Mayor Bill de Blasio launched his third major effort in four years to stem the city’s homelessness crisis Tuesday, announcing plans to spend $100 million a year on friendlier shelters to bring New York’s most desperate in the streets and subways.

“This is all about reaching people and connecting with them deeply,” de Blasio said in announcing the plan at a church near Washington Square Park. “It has not happened on the scale it needs to.”

De Blasio promised his latest plan will end homelessness on the streets and in the subways underneath within five years, but officials acknowledged that key details are still being hammered out.

New York City estimates 3,600 people currently sleep outdoors at night across the five boroughs — half of whom are chronically homeless, while the rest are transient.

Hizzoner’s latest plan calls for getting those 1,800 New Yorkers off the streets by enticing them with new beds in ‘safe haven’ shelters, which offer more privacy and fewer rules than the usual dormitory set-up in the city’s much-maligned shelter system.

People in the ‘safe haven’ buildings get individual units to sleep, unlike the typical dormitory setup found in larger city shelters. And they ditch usual requirements like curfew in a bid to keep the hardened homeless in the system and receiving services — all in an effort to help them transition back to a more stable style of living.

De Blasio said Tuesday the city plans to add another 1,000 beds for ‘safe haven’ beds for the chronically homeless to its current total of 1,800. However, officials said Tuesday morning they only had 350 of those new units in the works.

Hizzoner and Cardinal Timothy Dolan announced later that Catholic Charities would commit five buildings towards the effort, but City Hall could not provide a total for the number of beds that would yield.

Additionally, City Hall says it will find 1,000 apartments to provide permanent housing for street homeless, though officials admitted they have yet to locate the units for the initiative.

The city’s struggles to find housing for homeless New Yorkers led it to establish an initiative that helps those with steady incomes relocate to more affordable neighborhoods, or even leave the city for cheaper rents. Newark, Jersey City and other towns across the Hudson River have sued New York City in federal court to shut the program down.

It’s the third major housing initiative de Blasio’s administration has announced in the last four years as it’s struggled to get a handle New York’s decade-old homelessness crisis.

All told, almost 60,000 New Yorkers — 59,997 — are calling the city’s traditional shelters home during the December holiday season, though that’s down slightly from the 60,924 during the same time period in 2018 and 60,593 in 2017.

City Hall announced in 2015 it would use its massive program to keep apartments in rent regulation to set aside 15,000 units for homeless New Yorkers over the next fifteen years.

In 2017, de Blasio announced plans to build 90 new shelters in neighborhoods around the city to keep homeless New Yorkers closer to jobs and families.

Just 30 of those shelters have been opened, while 30 are still in the planning or construction stages — and face potential legal challenges and neighborhood protests. The remaining one-third still haven’t left the drawing board.

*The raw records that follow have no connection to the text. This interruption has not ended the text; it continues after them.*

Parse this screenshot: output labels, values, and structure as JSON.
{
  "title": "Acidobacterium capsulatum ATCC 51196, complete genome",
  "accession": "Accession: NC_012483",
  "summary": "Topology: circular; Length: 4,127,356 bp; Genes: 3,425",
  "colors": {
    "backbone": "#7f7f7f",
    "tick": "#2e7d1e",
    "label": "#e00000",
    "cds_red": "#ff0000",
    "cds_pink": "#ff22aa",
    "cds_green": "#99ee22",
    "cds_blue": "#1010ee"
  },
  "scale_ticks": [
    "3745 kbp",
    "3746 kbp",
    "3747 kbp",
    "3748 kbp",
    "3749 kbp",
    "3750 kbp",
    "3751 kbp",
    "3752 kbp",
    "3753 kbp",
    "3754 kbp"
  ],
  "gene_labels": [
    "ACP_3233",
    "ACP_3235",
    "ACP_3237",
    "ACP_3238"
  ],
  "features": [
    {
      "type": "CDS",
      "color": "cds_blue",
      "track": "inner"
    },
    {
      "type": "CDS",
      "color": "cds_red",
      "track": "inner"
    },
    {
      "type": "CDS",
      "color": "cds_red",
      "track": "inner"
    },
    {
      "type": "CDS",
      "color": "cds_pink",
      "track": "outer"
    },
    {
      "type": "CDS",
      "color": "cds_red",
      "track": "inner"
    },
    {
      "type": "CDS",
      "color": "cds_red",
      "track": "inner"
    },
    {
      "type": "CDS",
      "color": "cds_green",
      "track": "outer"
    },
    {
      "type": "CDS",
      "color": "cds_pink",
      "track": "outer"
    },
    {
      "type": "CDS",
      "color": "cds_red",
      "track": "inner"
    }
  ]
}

But de Blasio responded peevishly when pressed about why this new proposal would finally turn the tide.

“I think that fact that we have as many Safe Haven beds as we have now affirms this can be done. The fact that 2,450 people are off the streets affirms it,” de Blasio tartly responded. “You either want to believe that we can solve the problem or you don’t.”

He added: “So this is what I say to all the Doubting Thomases, you could keep doing what we we’ve done for years and years and years and if somehow that satisfies you, God bless you.”